Des retrouvailles
2 décembre, 2010L’assistante sociale épluche le dossier de Julien devant lui. Elle prend son temps, revient en arrière, annote les marges, soupire. Il n’y a pas si longtemps, c’était lui qui feuilletait ses fiches de renseignements sous le regard anxieux de salariés en sursis qui attendaient son verdict de l’autre coté du bureau.
Ex-spécialiste en ressources humaines, Julien a épuisé toutes les siennes depuis trois mois. Les nuits passées sur les bancs publics l’ont épuisé. Quelques tentatives en hôtels borgnes l’ont dissuadé de prendre le risque de se faire égorger dans une chambre délabrée et sordide pour quelques euros. Il se sentait plus en sécurité dans la rue, entouré de témoins potentiels. Paradoxalement, la rue est un endroit public, donc relativement sécurisant. Il a eu le temps de comprendre qu’on puisse refuser d’entrer dans un centre d’accueil d’urgence.
Manger est devenu une obsession. Il n’aurait jamais imaginé qu’un simple bol de soupe aux légumes puisse lui faire autant de bien. Se laver lui manque cruellement : il se sent sale, pouilleux et mal odorant.

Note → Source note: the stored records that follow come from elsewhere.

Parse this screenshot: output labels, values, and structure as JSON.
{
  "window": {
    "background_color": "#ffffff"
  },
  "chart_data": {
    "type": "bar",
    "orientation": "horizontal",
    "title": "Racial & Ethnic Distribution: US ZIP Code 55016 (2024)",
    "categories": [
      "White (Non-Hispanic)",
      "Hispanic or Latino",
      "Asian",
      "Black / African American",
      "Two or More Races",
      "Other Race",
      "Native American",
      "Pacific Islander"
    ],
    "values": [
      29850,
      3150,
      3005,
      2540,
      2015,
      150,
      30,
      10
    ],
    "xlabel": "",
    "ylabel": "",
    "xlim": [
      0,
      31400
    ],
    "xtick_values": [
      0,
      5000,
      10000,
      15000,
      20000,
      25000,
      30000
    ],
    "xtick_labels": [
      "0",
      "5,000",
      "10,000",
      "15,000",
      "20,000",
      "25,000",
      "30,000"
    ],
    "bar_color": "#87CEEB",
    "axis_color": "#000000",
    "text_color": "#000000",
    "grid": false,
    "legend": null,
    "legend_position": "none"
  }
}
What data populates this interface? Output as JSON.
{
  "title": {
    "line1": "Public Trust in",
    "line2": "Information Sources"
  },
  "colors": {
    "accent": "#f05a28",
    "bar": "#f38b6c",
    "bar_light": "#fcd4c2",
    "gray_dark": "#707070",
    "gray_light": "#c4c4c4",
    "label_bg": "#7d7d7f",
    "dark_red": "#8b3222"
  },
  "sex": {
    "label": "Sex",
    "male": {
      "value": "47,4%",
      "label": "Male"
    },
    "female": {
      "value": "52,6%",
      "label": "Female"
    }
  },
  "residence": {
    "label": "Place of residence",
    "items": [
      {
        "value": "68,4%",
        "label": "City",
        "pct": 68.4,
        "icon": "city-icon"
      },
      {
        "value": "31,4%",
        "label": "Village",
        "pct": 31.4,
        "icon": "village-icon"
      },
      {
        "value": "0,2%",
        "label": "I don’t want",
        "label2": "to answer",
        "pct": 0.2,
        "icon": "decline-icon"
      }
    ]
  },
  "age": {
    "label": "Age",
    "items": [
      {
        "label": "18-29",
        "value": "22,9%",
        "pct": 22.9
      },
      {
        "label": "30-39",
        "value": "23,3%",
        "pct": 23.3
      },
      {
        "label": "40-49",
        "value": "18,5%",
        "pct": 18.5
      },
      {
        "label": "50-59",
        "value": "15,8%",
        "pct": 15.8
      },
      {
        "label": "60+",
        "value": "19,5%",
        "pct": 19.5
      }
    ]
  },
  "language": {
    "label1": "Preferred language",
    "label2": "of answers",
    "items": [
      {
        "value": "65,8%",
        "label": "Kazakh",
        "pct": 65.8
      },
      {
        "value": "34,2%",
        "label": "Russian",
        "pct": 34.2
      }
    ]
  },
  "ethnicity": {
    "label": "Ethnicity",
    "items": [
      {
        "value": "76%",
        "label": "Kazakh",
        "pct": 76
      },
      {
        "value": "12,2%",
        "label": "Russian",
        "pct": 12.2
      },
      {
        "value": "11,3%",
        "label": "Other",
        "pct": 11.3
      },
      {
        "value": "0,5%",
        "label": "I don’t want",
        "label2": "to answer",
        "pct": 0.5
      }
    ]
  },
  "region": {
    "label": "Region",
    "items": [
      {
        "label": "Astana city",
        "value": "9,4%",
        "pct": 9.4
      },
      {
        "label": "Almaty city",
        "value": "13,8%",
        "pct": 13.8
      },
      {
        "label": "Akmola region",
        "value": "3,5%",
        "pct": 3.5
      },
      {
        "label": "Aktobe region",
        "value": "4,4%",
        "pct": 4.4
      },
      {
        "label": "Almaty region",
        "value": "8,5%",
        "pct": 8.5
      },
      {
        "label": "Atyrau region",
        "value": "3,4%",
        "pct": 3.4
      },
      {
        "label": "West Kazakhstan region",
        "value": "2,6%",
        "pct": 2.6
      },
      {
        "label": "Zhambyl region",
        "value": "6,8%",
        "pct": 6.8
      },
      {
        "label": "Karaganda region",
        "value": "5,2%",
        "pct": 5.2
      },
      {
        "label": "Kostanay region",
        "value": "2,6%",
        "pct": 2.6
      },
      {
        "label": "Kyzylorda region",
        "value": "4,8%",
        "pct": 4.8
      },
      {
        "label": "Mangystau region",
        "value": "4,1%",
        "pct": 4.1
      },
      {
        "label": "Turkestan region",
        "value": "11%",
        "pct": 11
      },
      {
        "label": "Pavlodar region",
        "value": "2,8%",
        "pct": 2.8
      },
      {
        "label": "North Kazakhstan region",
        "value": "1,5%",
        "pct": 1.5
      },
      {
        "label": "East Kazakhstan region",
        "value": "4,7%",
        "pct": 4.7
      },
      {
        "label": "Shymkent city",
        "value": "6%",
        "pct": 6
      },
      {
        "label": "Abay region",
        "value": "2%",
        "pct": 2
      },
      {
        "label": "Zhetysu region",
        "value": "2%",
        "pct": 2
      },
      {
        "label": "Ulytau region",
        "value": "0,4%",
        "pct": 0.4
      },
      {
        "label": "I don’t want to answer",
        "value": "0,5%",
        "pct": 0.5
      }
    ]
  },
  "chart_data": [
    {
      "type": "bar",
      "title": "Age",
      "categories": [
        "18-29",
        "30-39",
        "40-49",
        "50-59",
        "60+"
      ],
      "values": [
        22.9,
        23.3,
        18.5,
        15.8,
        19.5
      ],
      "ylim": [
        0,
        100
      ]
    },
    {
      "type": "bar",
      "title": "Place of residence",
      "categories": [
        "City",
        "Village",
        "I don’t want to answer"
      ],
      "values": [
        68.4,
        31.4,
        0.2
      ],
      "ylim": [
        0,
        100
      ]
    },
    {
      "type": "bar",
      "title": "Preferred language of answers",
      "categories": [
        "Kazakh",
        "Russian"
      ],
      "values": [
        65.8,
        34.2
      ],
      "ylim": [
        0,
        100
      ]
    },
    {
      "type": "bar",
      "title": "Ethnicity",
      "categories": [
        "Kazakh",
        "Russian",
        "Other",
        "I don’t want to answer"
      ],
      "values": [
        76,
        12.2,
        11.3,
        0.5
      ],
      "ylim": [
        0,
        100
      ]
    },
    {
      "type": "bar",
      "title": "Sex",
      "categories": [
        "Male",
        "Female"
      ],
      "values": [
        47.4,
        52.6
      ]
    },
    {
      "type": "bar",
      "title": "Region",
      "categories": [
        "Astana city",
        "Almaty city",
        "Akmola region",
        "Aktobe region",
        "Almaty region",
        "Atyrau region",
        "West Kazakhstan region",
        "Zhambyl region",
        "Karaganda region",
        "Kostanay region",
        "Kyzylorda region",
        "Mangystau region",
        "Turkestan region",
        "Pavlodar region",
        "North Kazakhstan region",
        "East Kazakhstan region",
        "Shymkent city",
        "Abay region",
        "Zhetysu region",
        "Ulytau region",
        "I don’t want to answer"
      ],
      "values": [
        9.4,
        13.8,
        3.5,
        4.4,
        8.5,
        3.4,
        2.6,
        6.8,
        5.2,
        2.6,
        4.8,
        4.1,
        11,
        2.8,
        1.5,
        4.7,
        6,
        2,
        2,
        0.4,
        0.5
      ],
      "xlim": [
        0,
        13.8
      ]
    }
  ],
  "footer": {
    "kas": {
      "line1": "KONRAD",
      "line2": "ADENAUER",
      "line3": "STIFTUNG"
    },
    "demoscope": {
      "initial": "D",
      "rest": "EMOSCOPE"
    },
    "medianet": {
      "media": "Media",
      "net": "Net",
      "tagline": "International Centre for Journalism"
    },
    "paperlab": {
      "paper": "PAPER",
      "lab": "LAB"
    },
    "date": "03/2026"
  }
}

Lui qui a passé sa carrière à remonter des entreprises défaillantes, il n’aurait jamais cru tomber aussi bas. Il y a six mois, il plastronnait encore dans des administrations impersonnelles et des ateliers promis à la fermeture, en laissant tomber parfois une sentence fatale ou un espoir momentané. Julien était pénétré de l’importance de sa mission. Sauvegarder la rentabilité des entreprises en licenciant aujourd’hui, permettait de créer d’autres emplois demain.
Son nom était craint, son jugement terrorisait.